Embracing Indigenous Peoples Strengthens Urban Biodiversity for Everybody
When we listen to indigenous peoples, we gain insights into new ways of knowing our contemporary worlds, especially our urban spaces. Indigenous people often possess the richest customary knowledge but have the least formal education. They also have limited bargaining power in our urban-industrial society. As indigenous knowledge fades with each generation, ethnobiologists and anthropologists play an essential role in preventing this loss, with multiple goals. We have an opportunity to engage indigenous peoples; respect and realize the rights to their territories, culture, and spirituality; enhance their environment and development; and satisfy their aspirations contained in the United Nations Declaration on the Rights of Indigenous Peoples.
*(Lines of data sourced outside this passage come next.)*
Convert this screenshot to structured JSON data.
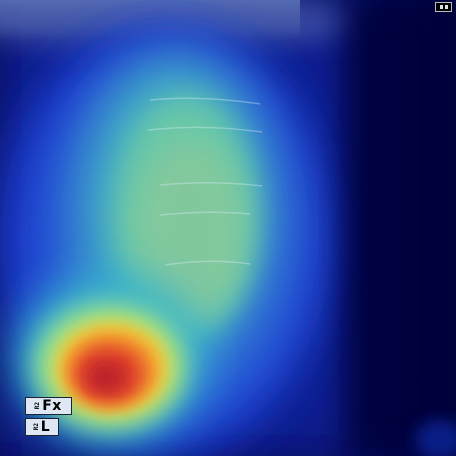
{
  "image": {
    "description_colors": {
      "background": "#000a5a",
      "hot": "#d62a1e",
      "warm": "#f7c02a",
      "mid": "#4fd3b0",
      "cool": "#2a5fd8"
    }
  },
  "markers": {
    "fx_prefix": "R2",
    "fx_label": "Fx",
    "l_prefix": "R2",
    "l_label": "L"
  },
  "corner_icon": "window-icon"
}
According to the UN:
“Indigenous peoples have the right to maintain and strengthen their distinct political, legal, economic, social, and cultural institutions, while retaining their right to participate fully, if they so choose, in the political, economic, social, and cultural life of the State.”
Organizations like UN-Habitat have advocated for indigenous communication about and participation in urban migration, housing, traditional building knowledge, and the construction industry. So, too, with almost 20 years experience in working with indigenous people to secure and protect their land and resource rights, has the organization Cultural Survival. A pressing goal of theirs is to design and implement an intellectual property rights project for indigenous peoples. And the prevailing trend to discontinue Columbus Day commemorations in favor of Indigenous Peoples Day, as reported on Ecoprenteurist, infuses respect and new cultural knowledge to our society.
Urbanization of indigenous peoples does not necessarily mean only loss. New medicines, insecticides, sustainable architecture, and other byproducts may emerge. We can reexamine landscapes and seascapes as part of a contemporary urban fabric with the guidance of indigenous peoples.